Without naming any names, Obama blamed the bad policies outlined in the leaked documents on the previous administration, noting the documents predate his new strategy announced in early December 2009.
Obama’s remarks followed a meeting with Senate and House leaders from both parties and were preceded by a 20-minute Oval Office huddle with Chief of Staff Rahm Emanuel and legislative director Phil Schiliro.
Obama said he pressed House Speaker Nancy Pelosi (D-Calif.)
and Majority Leader Steny Hoyer (D-Md.) to support and pass the war
supplemental act, which has already passed the Senate unanimously. The House is
to take up the Senate’s bill as soon as Tuesday.
The meeting with House and Senate leaders comes days before the House leaves for the August recess and less than 100 days before the midterm elections. Obama pleaded with Congress to ignore the “noise and the chatter” of the campaign season and focus on the legislative priorities the American people elected them to act upon.
The president voiced his tepid support for energy
legislation the Senate will soon take up, even though it does not include
provisions clamping down on carbon emissions.

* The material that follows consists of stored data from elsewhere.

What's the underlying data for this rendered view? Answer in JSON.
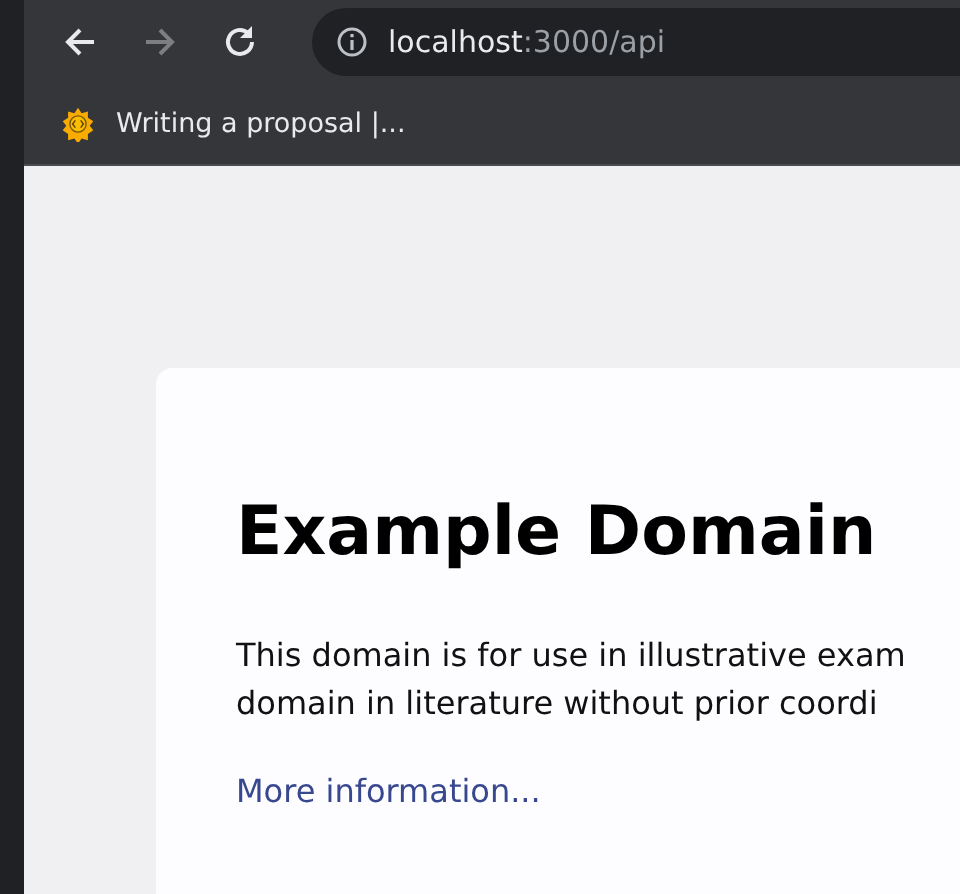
{
  "toolbar": {
    "back_enabled": true,
    "forward_enabled": false,
    "address": {
      "host": "localhost",
      "rest": ":3000/api"
    }
  },
  "bookmarks": [
    {
      "label": "Writing a proposal |..."
    }
  ],
  "page": {
    "heading": "Example Domain",
    "paragraph_lines": [
      "This domain is for use in illustrative exam",
      "domain in literature without prior coordi"
    ],
    "link": "More information..."
  }
}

“That legislation is an important step in the right direction,” Obama said. “But I want to emphasize it’s only the first step.”
He said he would “keep pushing” for more comprehensive energy legislation that deals with climate change.
The president also asked Congress to act on the small-business tax cuts package Senate Democrats have unveiled, saying such “commonsense steps” should be taken so small businesses are not “held hostage by partisan politics.”
One Republican aide said that in the meeting, Obama and lawmakers did
not discuss any new ground, and Republicans and Democrats largely appeared to be at an impasse
over the Democrats' remaining legislative agenda.